| name | python-code-quality |
| description | Python code quality patterns including style, formatting, naming conventions, docstrings, type annotations, generics, protocols, and anti-pattern avoidance. Use when writing new code, reviewing style, configuring ruff/mypy/pyright, adding type hints, implementing generics or protocols, or reviewing code for common mistakes. |
Python Code Quality
Write high-quality Python code with consistent style, strong type safety, and awareness of common pitfalls. These patterns make codebases maintainable, self-documenting, and easier to debug.
When to Use This Skill
- Setting up linting and formatting for a new project
- Writing or reviewing docstrings
- Establishing team coding standards
- Configuring ruff, mypy, or pyright
- Reviewing code for style consistency
- Adding type hints to existing code
- Creating generic, reusable classes
- Defining structural interfaces with protocols
- Configuring mypy or pyright for strict checking
- Reviewing code before merge
- Debugging mysterious issues
- Refactoring legacy code
Core Concepts
Style — Let tools handle formatting debates. Follow PEP 8 naming. Document public APIs with docstrings.

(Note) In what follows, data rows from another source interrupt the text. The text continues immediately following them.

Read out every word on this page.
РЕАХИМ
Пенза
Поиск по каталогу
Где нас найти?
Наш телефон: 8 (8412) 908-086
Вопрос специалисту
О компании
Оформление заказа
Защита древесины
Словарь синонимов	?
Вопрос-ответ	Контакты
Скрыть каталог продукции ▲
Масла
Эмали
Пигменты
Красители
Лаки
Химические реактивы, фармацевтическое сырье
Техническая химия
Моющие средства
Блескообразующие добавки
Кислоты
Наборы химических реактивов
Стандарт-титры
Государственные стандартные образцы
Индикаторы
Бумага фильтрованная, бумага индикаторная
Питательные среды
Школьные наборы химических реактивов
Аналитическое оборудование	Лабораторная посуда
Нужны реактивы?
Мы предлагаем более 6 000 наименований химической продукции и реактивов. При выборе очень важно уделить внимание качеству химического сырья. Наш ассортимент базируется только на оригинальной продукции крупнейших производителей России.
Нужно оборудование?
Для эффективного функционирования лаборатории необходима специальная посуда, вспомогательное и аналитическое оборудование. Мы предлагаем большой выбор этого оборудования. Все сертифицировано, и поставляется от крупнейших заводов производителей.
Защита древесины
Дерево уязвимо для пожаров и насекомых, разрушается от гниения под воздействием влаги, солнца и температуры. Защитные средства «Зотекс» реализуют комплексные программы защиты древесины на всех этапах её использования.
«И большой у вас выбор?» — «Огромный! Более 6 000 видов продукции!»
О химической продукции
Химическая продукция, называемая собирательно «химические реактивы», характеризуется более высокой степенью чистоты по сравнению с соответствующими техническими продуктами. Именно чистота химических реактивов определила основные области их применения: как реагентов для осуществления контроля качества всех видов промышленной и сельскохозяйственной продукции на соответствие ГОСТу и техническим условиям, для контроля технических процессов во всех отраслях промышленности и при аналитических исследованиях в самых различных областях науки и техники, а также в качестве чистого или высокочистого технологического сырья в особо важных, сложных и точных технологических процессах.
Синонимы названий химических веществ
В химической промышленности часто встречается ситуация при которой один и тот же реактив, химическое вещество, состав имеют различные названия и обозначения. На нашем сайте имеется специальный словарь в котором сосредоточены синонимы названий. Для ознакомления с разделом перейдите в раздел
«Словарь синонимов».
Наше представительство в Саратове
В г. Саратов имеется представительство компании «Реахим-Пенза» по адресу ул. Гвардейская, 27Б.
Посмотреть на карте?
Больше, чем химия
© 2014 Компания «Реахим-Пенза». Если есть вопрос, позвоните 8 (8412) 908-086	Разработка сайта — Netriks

Type Safety — Type annotations are enforced documentation. Use generics for reusable code. Use protocols for structural interfaces.
Anti-Patterns — Know what to avoid. A checklist review before merging catches most recurring issues.
Style & Formatting
Pattern 1: Modern Tooling (ruff)
Use ruff as an all-in-one linter and formatter. It replaces flake8, isort, and black with a single fast tool.
[tool.ruff]
line-length = 120
target-version = "py312"
[tool.ruff.lint]
select = [
"E",
"W",
"F",
"I",
"B",
"C4",
"UP",
"SIM",
]
ignore = ["E501"]
[tool.ruff.format]
quote-style = "double"
indent-style = "space"
ruff check --fix .
ruff format .
Pattern 2: Naming Conventions
Follow PEP 8 with emphasis on clarity over brevity.
user_repository.py
order_processing.py
class UserRepository: ...
class HTTPClientFactory: ...
def get_user_by_email(email: str) -> User | None:
retry_count = 3
MAX_RETRY_ATTEMPTS = 3
DEFAULT_TIMEOUT_SECONDS = 30
Pattern 3: Import Organization
Group: standard library → third-party → local. Use absolute imports exclusively.
import os
from collections.abc import Callable
from typing import Any
import httpx
from pydantic import BaseModel
from myproject.models import User
from myproject.services import UserService
from myproject.utils import retry_decorator
from ..utils import retry_decorator
Pattern 4: Google-Style Docstrings
Write docstrings for all public classes, methods, and functions.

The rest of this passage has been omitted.